In this environment, shop owners could meet monthly to discuss strategies for future projects, exchange knowledge gained from experience and review business plans that enhance the well being of the community. The owners could review performance records and find ways to correct challenges in their plants. Employees could be outsourced, as well as machining. Mold assemblers could move from plant to plant, co-coordinating the progress of the tools from designer to machinist. Linked by a common computer network, design changes would be known instantly, while programmers made the necessary program changes ready for downloading. In order to minimize travel time, the community would be sharing one or two common buildings. What would appear as one very large and well-equipped company would be separate and individual ones. Does this seem too futuristic, too idealistic and too impossible to imagine? Well, maybe not. Ford Motor Company has put nine companies together to create the first U.S. supplier manufacturing campus located near its Chicago assembly plant. Ford Motors changed just-in-time to just next door.
Apprentice training could be restructured as well. Rather than having one company taking on the burden of cost and responsibility for training, outsourcing could be used. Within the community, an apprentice would pay for an education that would include schooling and hands-on experience. The program leading to an associate's degree and bachelor's degree in manufacturing, would include technical training in all aspects of the industry. The company would teach each process. The apprentice would become exposed to all aspects of mold building, in short increments, taught by the specialist in that field. He or she could stop at any time and select one area of expertise or finish the training and work as a process design engineer.
Concerns for the Future
Communication is a very important concern. Many people still prefer to communicate face-to-face, but when dealing with accounts across the country, it's impossible. Wouldn't worldwide video conferencing be great? To have the ability to discuss orders face-to-face while holding the parts or samples in our hands would make manufacturing so much more efficient.
Another concept to consider would be to require the designer to review tool drawings with vendors in order to eliminate confusion over dimensions and tolerances. After final approval of the design and price, the vendor and customer would coordinate schedules and search for ideas on how to streamline the manufacturing process. One must eliminate unnecessary delays and establish a clear understanding of what is expected at the beginning of the manufacturing process.
One final idea is vendors becoming part of the bidding process. The mold builder would assume a percentage of the tool at his estimated cost. The vendors being outsourced to would do the same. At the end of the project, the major players involved would share their results and redistribute the profits in order to maintain a balance rather than a win/lose scenario.
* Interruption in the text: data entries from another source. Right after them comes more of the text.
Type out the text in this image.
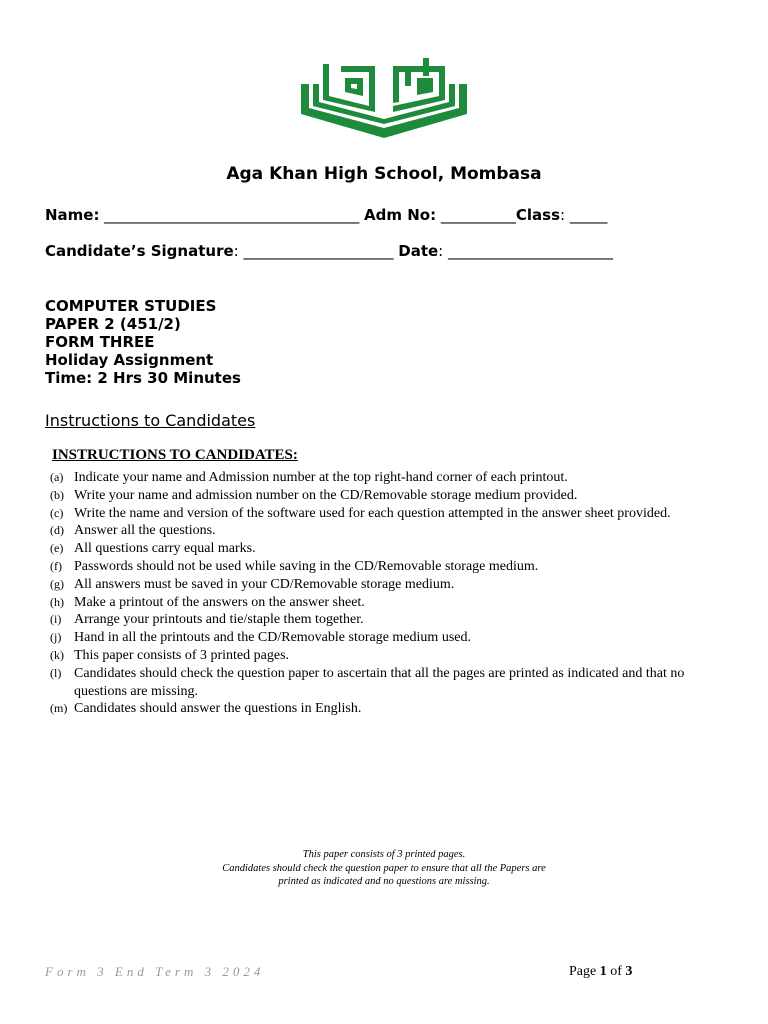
Aga Khan High School, Mombasa
Name: __________________________________ Adm No: __________Class: _____
Candidate’s Signature: ____________________ Date: ______________________
COMPUTER STUDIES
PAPER 2 (451/2)
FORM THREE
Holiday Assignment
Time: 2 Hrs 30 Minutes
Instructions to Candidates
INSTRUCTIONS TO CANDIDATES:
(a) Indicate your name and Admission number at the top right-hand corner of each printout.
(b) Write your name and admission number on the CD/Removable storage medium provided.
(c) Write the name and version of the software used for each question attempted in the answer sheet provided.
(d) Answer all the questions.
(e) All questions carry equal marks.
(f) Passwords should not be used while saving in the CD/Removable storage medium.
(g) All answers must be saved in your CD/Removable storage medium.
(h) Make a printout of the answers on the answer sheet.
(i) Arrange your printouts and tie/staple them together.
(j) Hand in all the printouts and the CD/Removable storage medium used.
(k) This paper consists of 3 printed pages.
(l) Candidates should check the question paper to ascertain that all the pages are printed as indicated and that no questions are missing.
(m) Candidates should answer the questions in English.
This paper consists of 3 printed pages.
Candidates should check the question paper to ensure that all the Papers are
printed as indicated and no questions are missing.
Form 3 End Term 3 2024	Page 1 of 3
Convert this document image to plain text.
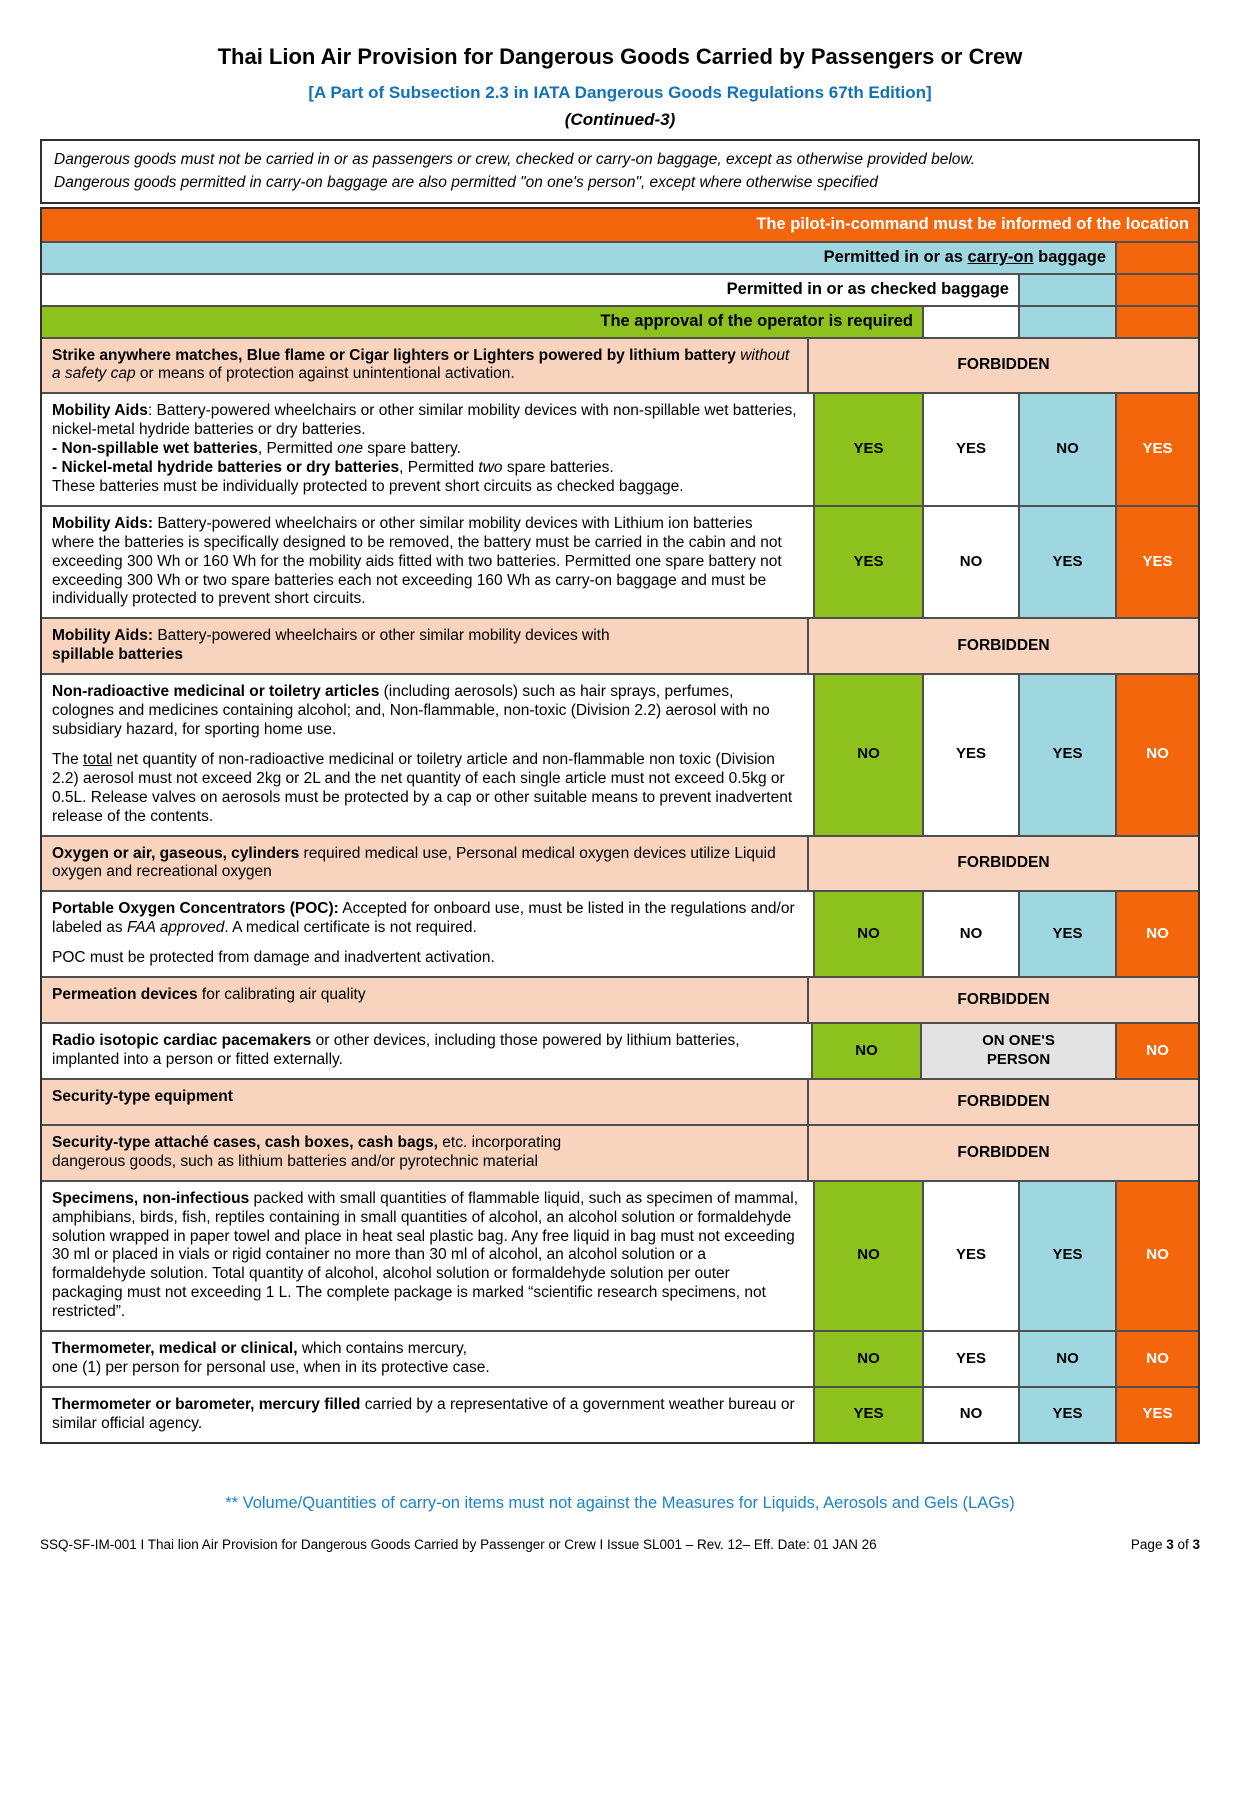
Thai Lion Air Provision for Dangerous Goods Carried by Passengers or Crew
[A Part of Subsection 2.3 in IATA Dangerous Goods Regulations 67th Edition]
(Continued-3)
Dangerous goods must not be carried in or as passengers or crew, checked or carry-on baggage, except as otherwise provided below.
Dangerous goods permitted in carry-on baggage are also permitted "on one's person", except where otherwise specified

The pilot-in-command must be informed of the location

Permitted in or as carry-on baggage

Permitted in or as checked baggage

The approval of the operator is required

Strike anywhere matches, Blue flame or Cigar lighters or Lighters powered by lithium battery without a safety cap or means of protection against unintentional activation.

FORBIDDEN

Mobility Aids: Battery-powered wheelchairs or other similar mobility devices with non-spillable wet batteries, nickel-metal hydride batteries or dry batteries.
- Non-spillable wet batteries, Permitted one spare battery.
- Nickel-metal hydride batteries or dry batteries, Permitted two spare batteries.
These batteries must be individually protected to prevent short circuits as checked baggage.

YES	YES	NO	YES

Mobility Aids: Battery-powered wheelchairs or other similar mobility devices with Lithium ion batteries where the batteries is specifically designed to be removed, the battery must be carried in the cabin and not exceeding 300 Wh or 160 Wh for the mobility aids fitted with two batteries. Permitted one spare battery not exceeding 300 Wh or two spare batteries each not exceeding 160 Wh as carry-on baggage and must be individually protected to prevent short circuits.

YES	NO	YES	YES

Mobility Aids: Battery-powered wheelchairs or other similar mobility devices with
spillable batteries

FORBIDDEN

Non-radioactive medicinal or toiletry articles (including aerosols) such as hair sprays, perfumes, colognes and medicines containing alcohol; and, Non-flammable, non-toxic (Division 2.2) aerosol with no subsidiary hazard, for sporting home use.

The total net quantity of non-radioactive medicinal or toiletry article and non-flammable non toxic (Division 2.2) aerosol must not exceed 2kg or 2L and the net quantity of each single article must not exceed 0.5kg or 0.5L. Release valves on aerosols must be protected by a cap or other suitable means to prevent inadvertent release of the contents.

NO	YES	YES	NO

Oxygen or air, gaseous, cylinders required medical use, Personal medical oxygen devices utilize Liquid oxygen and recreational oxygen

FORBIDDEN

Portable Oxygen Concentrators (POC): Accepted for onboard use, must be listed in the regulations and/or labeled as FAA approved. A medical certificate is not required.

POC must be protected from damage and inadvertent activation.

NO	NO	YES	NO

Permeation devices for calibrating air quality	FORBIDDEN

Radio isotopic cardiac pacemakers or other devices, including those powered by lithium batteries, implanted into a person or fitted externally.

NO

ON ONE'S
PERSON

NO

Security-type equipment	FORBIDDEN

Security-type attaché cases, cash boxes, cash bags, etc. incorporating
dangerous goods, such as lithium batteries and/or pyrotechnic material

FORBIDDEN

Specimens, non-infectious packed with small quantities of flammable liquid, such as specimen of mammal, amphibians, birds, fish, reptiles containing in small quantities of alcohol, an alcohol solution or formaldehyde solution wrapped in paper towel and place in heat seal plastic bag. Any free liquid in bag must not exceeding 30 ml or placed in vials or rigid container no more than 30 ml of alcohol, an alcohol solution or a formaldehyde solution. Total quantity of alcohol, alcohol solution or formaldehyde solution per outer packaging must not exceeding 1 L. The complete package is marked “scientific research specimens, not restricted”.

NO	YES	YES	NO

Thermometer, medical or clinical, which contains mercury,
one (1) per person for personal use, when in its protective case.

NO	YES	NO	NO

Thermometer or barometer, mercury filled carried by a representative of a government weather bureau or similar official agency.

YES	NO	YES	YES
** Volume/Quantities of carry-on items must not against the Measures for Liquids, Aerosols and Gels (LAGs)
SSQ-SF-IM-001 I Thai lion Air Provision for Dangerous Goods Carried by Passenger or Crew I Issue SL001 – Rev. 12– Eff. Date: 01 JAN 26	Page 3 of 3
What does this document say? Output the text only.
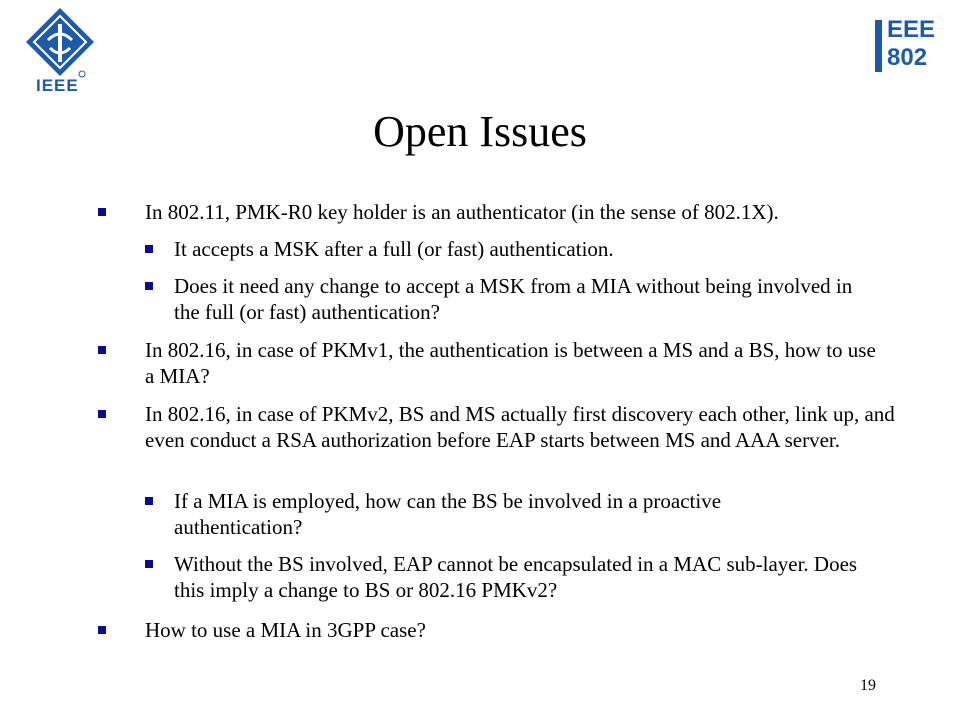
IEEE
EEE
802
Open Issues
In 802.11, PMK-R0 key holder is an authenticator (in the sense of 802.1X).
It accepts a MSK after a full (or fast) authentication.
Does it need any change to accept a MSK from a MIA without being involved in the full (or fast) authentication?
In 802.16, in case of PKMv1, the authentication is between a MS and a BS, how to use a MIA?
In 802.16, in case of PKMv2, BS and MS actually first discovery each other, link up, and even conduct a RSA authorization before EAP starts between MS and AAA server.
If a MIA is employed, how can the BS be involved in a proactive authentication?
Without the BS involved, EAP cannot be encapsulated in a MAC sub-layer. Does this imply a change to BS or 802.16 PMKv2?
How to use a MIA in 3GPP case?
19
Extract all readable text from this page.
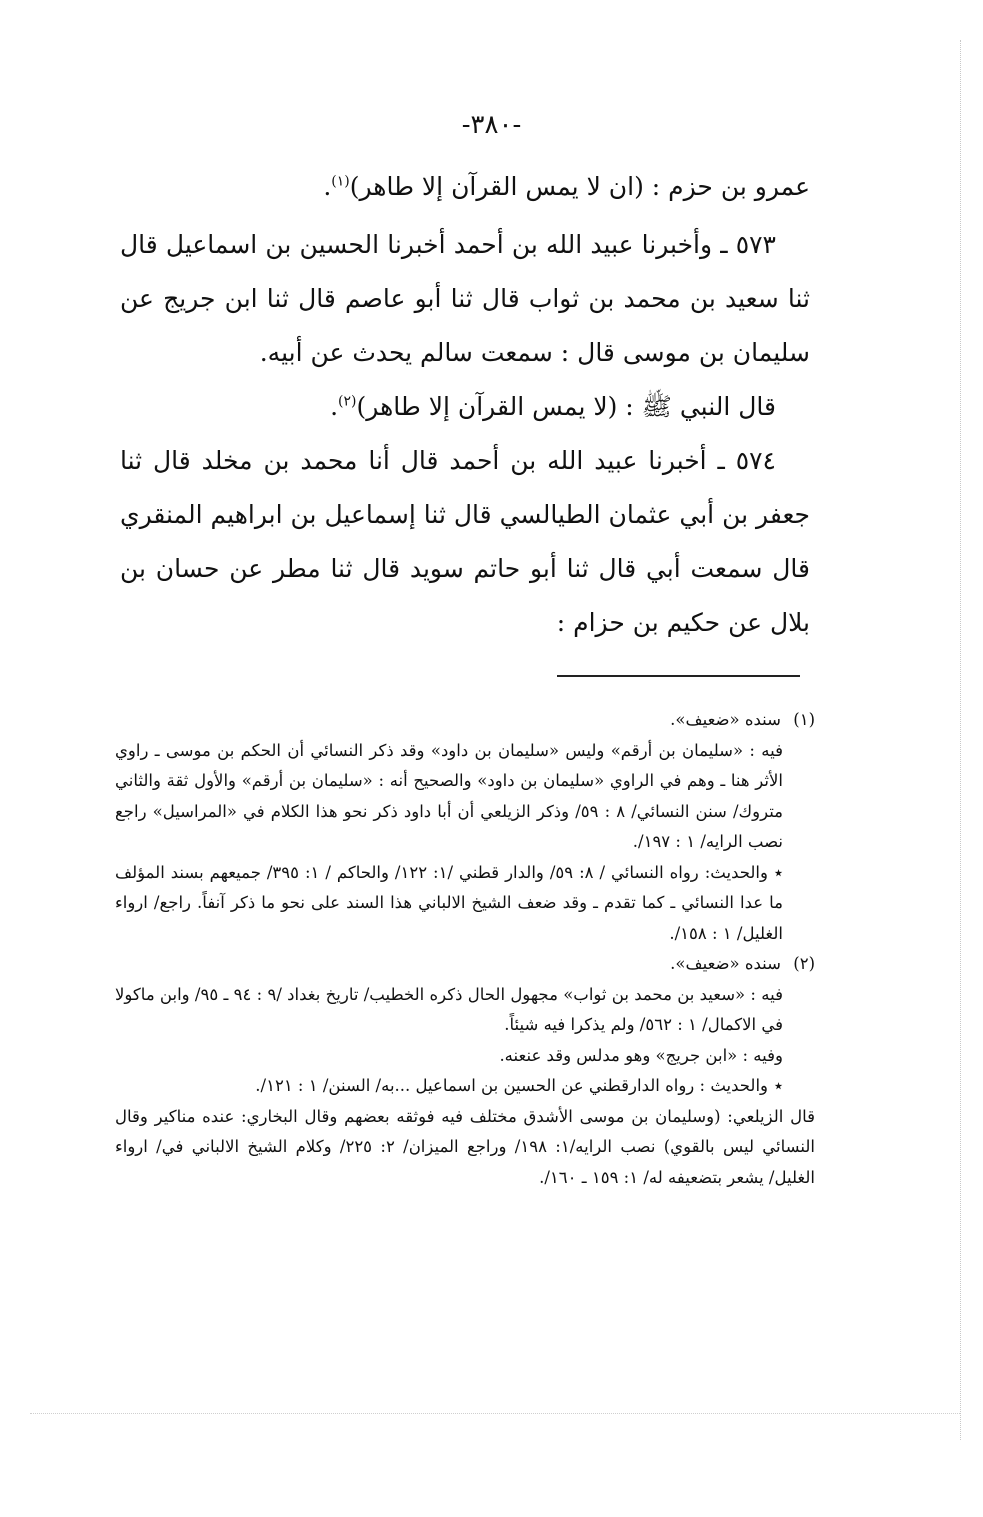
-٣٨٠-

عمرو بن حزم : (ان لا يمس القرآن إلا طاهر)$^{(١)}$.

٥٧٣ ـ وأخبرنا عبيد الله بن أحمد أخبرنا الحسين بن اسماعيل قال ثنا سعيد بن محمد بن ثواب قال ثنا أبو عاصم قال ثنا ابن جريج عن سليمان بن موسى قال : سمعت سالم يحدث عن أبيه.

قال النبي ﷺ : (لا يمس القرآن إلا طاهر)$^{(٢)}$.

٥٧٤ ـ أخبرنا عبيد الله بن أحمد قال أنا محمد بن مخلد قال ثنا جعفر بن أبي عثمان الطيالسي قال ثنا إسماعيل بن ابراهيم المنقري قال سمعت أبي قال ثنا أبو حاتم سويد قال ثنا مطر عن حسان بن بلال عن حكيم بن حزام :

(١)سنده «ضعيف».

فيه : «سليمان بن أرقم» وليس «سليمان بن داود» وقد ذكر النسائي أن الحكم بن موسى ـ راوي الأثر هنا ـ وهم في الراوي «سليمان بن داود» والصحيح أنه : «سليمان بن أرقم» والأول ثقة والثاني متروك/ سنن النسائي/ ٨ : ٥٩/ وذكر الزيلعي أن أبا داود ذكر نحو هذا الكلام في «المراسيل» راجع نصب الرايه/ ١ : ١٩٧/.

٭والحديث: رواه النسائي / ٨: ٥٩/ والدار قطني /١: ١٢٢/ والحاكم / ١: ٣٩٥/ جميعهم بسند المؤلف ما عدا النسائي ـ كما تقدم ـ وقد ضعف الشيخ الالباني هذا السند على نحو ما ذكر آنفاً. راجع/ ارواء الغليل/ ١ : ١٥٨/.

(٢)سنده «ضعيف».

فيه : «سعيد بن محمد بن ثواب» مجهول الحال ذكره الخطيب/ تاريخ بغداد /٩ : ٩٤ ـ ٩٥/ وابن ماكولا في الاكمال/ ١ : ٥٦٢/ ولم يذكرا فيه شيئاً.

وفيه : «ابن جريج» وهو مدلس وقد عنعنه.

٭والحديث : رواه الدارقطني عن الحسين بن اسماعيل ...به/ السنن/ ١ : ١٢١/.

قال الزيلعي: (وسليمان بن موسى الأشدق مختلف فيه فوثقه بعضهم وقال البخاري: عنده مناكير وقال النسائي ليس بالقوي) نصب الرايه/١: ١٩٨/ وراجع الميزان/ ٢: ٢٢٥/ وكلام الشيخ الالباني في/ ارواء الغليل/ يشعر بتضعيفه له/ ١: ١٥٩ ـ ١٦٠/.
Too often, after losing money on a job, vendors are told, "We'll make it up to you on the next job." When it doesn't come to pass, those vendors then consider looking for ways to make up losses on other jobs.
Fortunately, vendors are aware that this approach will only end up alienating their faithful customers. The emphasis is to find ways to work together, planning and sharing the responsibility of delivering very complex tools in a very short time.
What does the future have in store? With such previously unimaginable developments as hard turning and hard milling inserts to size, and grinding non-round shapes in CNC OD grinding machines, it is clear that today's technology makes anything possible.